Son deuxième roman, Cent millions d’années et un jour est un roman d’aventure et d’introspection, où la quête scientifique se double d’une exploration des failles et des rêves humains, sur fond de nature grandiose et de réflexion philosophique sur le temps et la mémoire. Les lecteurs et lectrices suivent Stan. Stan, un paléontologue en fin de carrière, désireux de laisser une trace dans l’histoire scientifique. Nous sommes au mois d’août 1954.

Stan est convaincu qu’un squelette de dinosaure se trouve enfoui dans un glacier des Alpes, à la frontière franco-italienne. Stan organise alors une expédition audacieuse. Il s’entoure de deux collègues, des scientifiques comme lui, Umberto et Peter, ainsi que d’un vieux guide italien. L’ascension du glacier, ascension difficile et dangereuse, confronte l’équipe scientifique à la rudesse de la montagne, mais aussi à la solitude et aux propres fragilités, aux propres failles des différents personnages. Au fil de cette aventure, les souvenirs d’enfance de Stan, sa fascination pour les « dragons » et ses blessures intimes ressurgissent, ce qui donne à cette quête une dimension tout à la fois physique et existentielle.

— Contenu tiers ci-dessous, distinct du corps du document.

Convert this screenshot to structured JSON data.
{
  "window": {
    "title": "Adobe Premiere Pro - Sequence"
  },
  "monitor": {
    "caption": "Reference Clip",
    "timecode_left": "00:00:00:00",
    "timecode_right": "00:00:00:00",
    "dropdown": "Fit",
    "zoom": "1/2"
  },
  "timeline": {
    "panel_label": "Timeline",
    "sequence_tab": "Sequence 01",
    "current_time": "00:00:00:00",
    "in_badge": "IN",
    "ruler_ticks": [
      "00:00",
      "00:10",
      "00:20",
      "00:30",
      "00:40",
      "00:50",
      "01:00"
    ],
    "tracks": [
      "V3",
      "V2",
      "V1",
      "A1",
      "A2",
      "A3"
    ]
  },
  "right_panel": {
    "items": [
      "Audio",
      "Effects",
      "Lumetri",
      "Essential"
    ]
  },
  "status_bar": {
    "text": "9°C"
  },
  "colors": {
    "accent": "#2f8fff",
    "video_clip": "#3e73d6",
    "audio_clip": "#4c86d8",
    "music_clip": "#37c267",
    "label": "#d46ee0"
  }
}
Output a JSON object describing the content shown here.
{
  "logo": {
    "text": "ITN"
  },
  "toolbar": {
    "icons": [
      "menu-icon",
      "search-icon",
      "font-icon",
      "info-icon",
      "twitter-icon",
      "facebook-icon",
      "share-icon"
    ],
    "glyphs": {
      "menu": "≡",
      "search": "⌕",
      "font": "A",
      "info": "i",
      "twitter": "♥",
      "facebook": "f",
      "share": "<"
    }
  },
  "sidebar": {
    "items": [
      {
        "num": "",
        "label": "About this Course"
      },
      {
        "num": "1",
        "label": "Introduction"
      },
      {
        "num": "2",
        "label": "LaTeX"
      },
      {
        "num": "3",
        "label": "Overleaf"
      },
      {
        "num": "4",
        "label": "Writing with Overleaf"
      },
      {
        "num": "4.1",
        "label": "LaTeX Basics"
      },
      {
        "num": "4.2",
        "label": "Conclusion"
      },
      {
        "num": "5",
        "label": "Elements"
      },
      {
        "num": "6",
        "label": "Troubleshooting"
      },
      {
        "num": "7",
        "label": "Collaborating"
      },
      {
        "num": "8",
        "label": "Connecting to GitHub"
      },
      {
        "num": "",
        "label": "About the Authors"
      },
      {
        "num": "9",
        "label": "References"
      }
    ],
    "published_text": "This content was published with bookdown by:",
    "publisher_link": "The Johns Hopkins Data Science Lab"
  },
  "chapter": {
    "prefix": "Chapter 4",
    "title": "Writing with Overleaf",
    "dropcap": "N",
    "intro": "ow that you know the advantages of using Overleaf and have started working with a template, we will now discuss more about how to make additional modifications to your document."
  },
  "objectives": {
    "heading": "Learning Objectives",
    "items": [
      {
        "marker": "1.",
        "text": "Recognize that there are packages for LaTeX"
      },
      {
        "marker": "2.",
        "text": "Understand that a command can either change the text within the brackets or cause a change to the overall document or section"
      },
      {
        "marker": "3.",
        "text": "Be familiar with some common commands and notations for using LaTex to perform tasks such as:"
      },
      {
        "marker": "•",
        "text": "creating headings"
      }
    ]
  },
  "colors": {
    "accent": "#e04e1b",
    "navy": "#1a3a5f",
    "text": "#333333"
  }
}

Les lecteurs sont d’abord enrôlés dans une double recherche, recherche de sens et recherche d’absolu. La prospection interminable pour dénicher le fossile devient le symbole de la quête de sens de Stan : il veut prouver que sa vie a compté, que ses rêves d’enfant n’étaient pas vains. Cette obsession pour la découverte est aussi une lutte contre l’oubli et l’effacement, une manière de laisser une empreinte durable, à l’image des fossiles qui traversent les âges.

Ensuite, cette aventure souligne aussi tout à la fois l’ambition, la gloire et la fragilité humaine. En effet, le roman explore la frontière ténue entre ambition et folie. Stan est prêt à tout pour accomplir son rêve, et il expose donc ses compagnons et s’expose lui-même à de grands dangers, des dangers mortels. L’auteur met donc en lumière la fragilité humaine face à la nature et face au temps, et souligne la tentation de tout sacrifier pour une reconnaissance ou une révélation qui, peut-être, n’existe pas dans la réalité mais uniquement dans l’imaginaire.

À travers ce roman, Andrea met à l’honneur les rôles du temps et de la mémoire dans l’existence humaine. De fait, le temps est omniprésent, à la fois dans la temporalité géologique (cent millions d’années) et dans celle d’une vie humaine (un jour). Andrea met en parallèle l’échelle immense de la préhistoire et l’éphémère de l’existence humaine, ce qui souligne la petitesse de l’homme face à l’immensité du monde et du passé.

ANDREA valorise aussi l’importance de l’amitié et la solidarité. L’expédition devient aussi une aventure humaine : les liens entre Stan et ses compagnons sont mis à l’épreuve par la difficulté, la peur et la solitude. L’amitié devient un soutien essentiel, mais aussi un révélateur des failles de chacun.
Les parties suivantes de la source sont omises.